Akan tetapi, bersyukur adalah sebuah kata kunci yang
selalu membuat Ibu Bambang selalu bahagia dalam menjalankan tugasnya. Sepi atau
tidaknya pengunjung bukan berarti membuat ibu paruh baya ini patah arang. Dia
tidak pernah berharap lebih dari berjualan gudeg ini.
“Ya, kalau untung bersyukur, kalau nggak juga, ya…
bersyukur saja, mungkin keuntungannya ditunda besok.” Demikian titahnya sambil
memperhatikan sekeliling kami.
Menurutnya, dengan berjualan gudeg, ia sudah bisa
mengisi waktunya dengan sedikit kesibukan. Selain itu dia selalu memperlakukan
semua pembeli adalah saudara sendiri. “Inilah kunci kekhasan dari ,Gudeg
Klentheng’,” ceritanya dengan bangga.
Makanan Tradisional Vs
Tantangan Zaman
Pada awal abad 21, semakin jelas kiblat manusia di
bumi ini adalah arah “Barat”. Budaya naturalis dan religious yang mewarnai
kehidupan manusia sekitar 300-an tahun yang lalu, semakin meredup. Dinamisme
dan Naturalisme yang merupakan local genius manusia Indonesia sduah mulai
ditinggalkan. Medan magnet mungkin telah berubah ke arah barat. Dunia merupakan
Dunia Barat saat ini.
Berbicara soal budaya barat berarti kita berbicara
tentang liberalisme, latar budaya barat hingga saat ini. Saat ini, gaung
liberalisme telah merasuki setiap individu bahkan ketika menerapkannya sudah
jauh dari cita-cita awal Renaissance.
Renaissance sendiri mengumandangkan
pandangan hidup pada antroposentris, liberal, sekular, dan rasional.
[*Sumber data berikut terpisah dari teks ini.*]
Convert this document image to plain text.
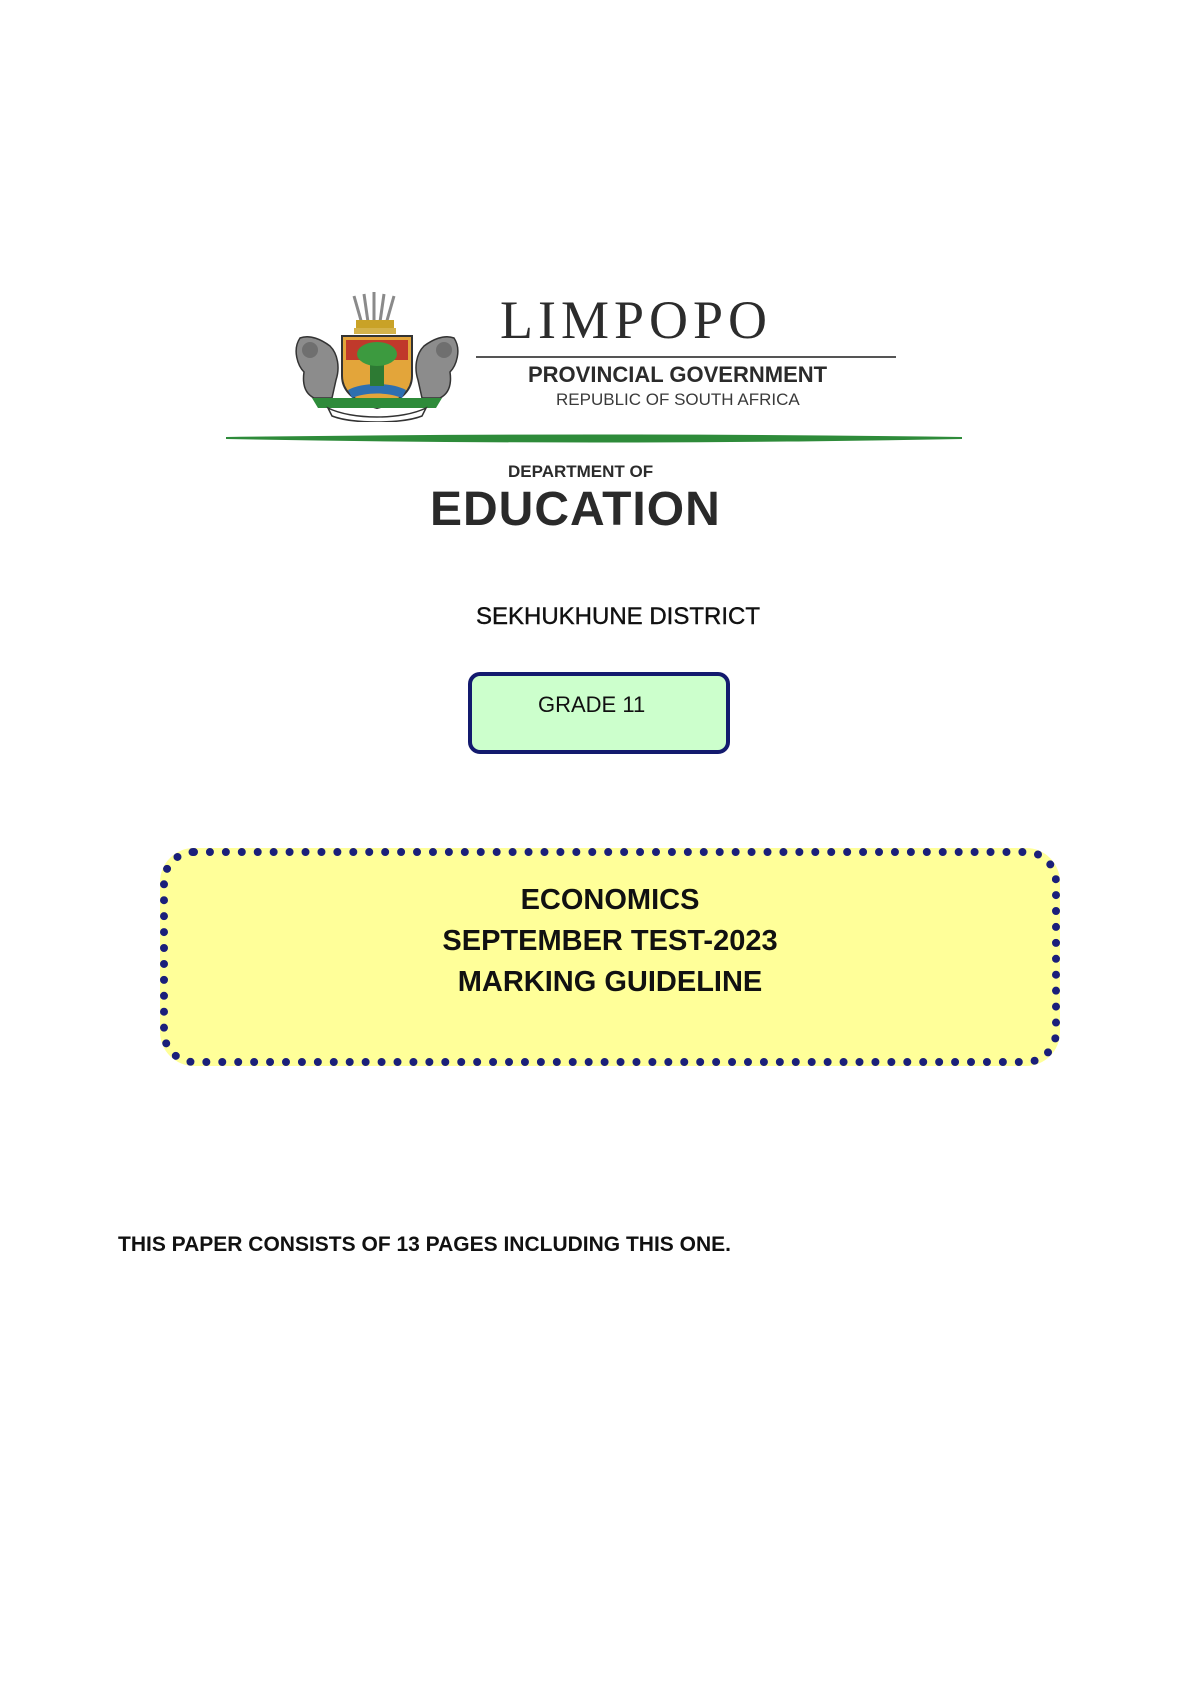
LIMPOPO
PROVINCIAL GOVERNMENT
REPUBLIC OF SOUTH AFRICA
DEPARTMENT OF
EDUCATION
SEKHUKHUNE DISTRICT
GRADE 11
ECONOMICS
SEPTEMBER TEST-2023
MARKING GUIDELINE
THIS PAPER CONSISTS OF 13 PAGES INCLUDING THIS ONE.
Lalu muncul pertanyaan, mengapa dunia “Barat” begitu
superior saat ini? Hingga abad ke 13 belum ada superioritas di dunia atau dapat
dikatakan antara budaya barat dan timur masih terjadi hubungan yang sejajr.
Bahkan pada jaman Ummayah dan Abbasiyah terjadi sumbangan besar-besaran dalam
hal ilmu pengetahuan dari Timur ke Barat. Ilmu Pengobatan, Seni, dan Arsitektur
Timur banyak dicontoh dan dipelajari oleh Barat. Kemunduran justru terjadi pada
jaman Turki Usmani yang berhasil merebut konstantinopel dari pemerintah
Byzantium. Pada jaman ini justru bangsa barat menanjak pesat. Hal ini ditandai
dengan masuknya ke jaman pencerahan atau jaman terang budi dan revolusi
industri. (Majalah Natas edisi Mei-Juni 2007. Hal 5).
Pada jaman revolusi industry terjai perubahan
radikal, mendasar, dan menyeluruh di eropa. Pada awalnya hanya menyangkut
produksi, namun akhirnya mempengaruhi bidang lain, seperti etika, etos kerja,
pola pikir, dan lain sebagainya. Pada umumnya semua bidang ikut berubah.
Pelayaran dunia yang pada awalnya berorientasi pada eksploitasi rempah-rempah,
bertambah menjadi perluasan pasar bagi hasil indutri yang terlalu melimpah di
Eropa.
Masalah
pasar selanjutnya memang menjadi problem utama bangsa barat. Ketika Over Weight production akibat Revolusi
Industri membuat terjadinya depresi di negara-negara barat. Ketidakseimbangan
antara hasil produksi dengan jumlah konsumen membuat invisible hand-nya Adam
Smith menjadi Unvisible hand. Solusinya adalah melemparkan hasil produk ke luar
negaranya. Ke mana? Negara-negara kolonial di Asia, Afrika, dan Amerika menjadi
tempat tujuannya. Maka terjadilah tahap awal globalisasi yang bukan saja
memasarkan hasil produksi, tapi juga menjaga pasar agar terus membeli budaya
Barat. Akibat dari globalisasi ke bangsa Indonesia cukup signifikan.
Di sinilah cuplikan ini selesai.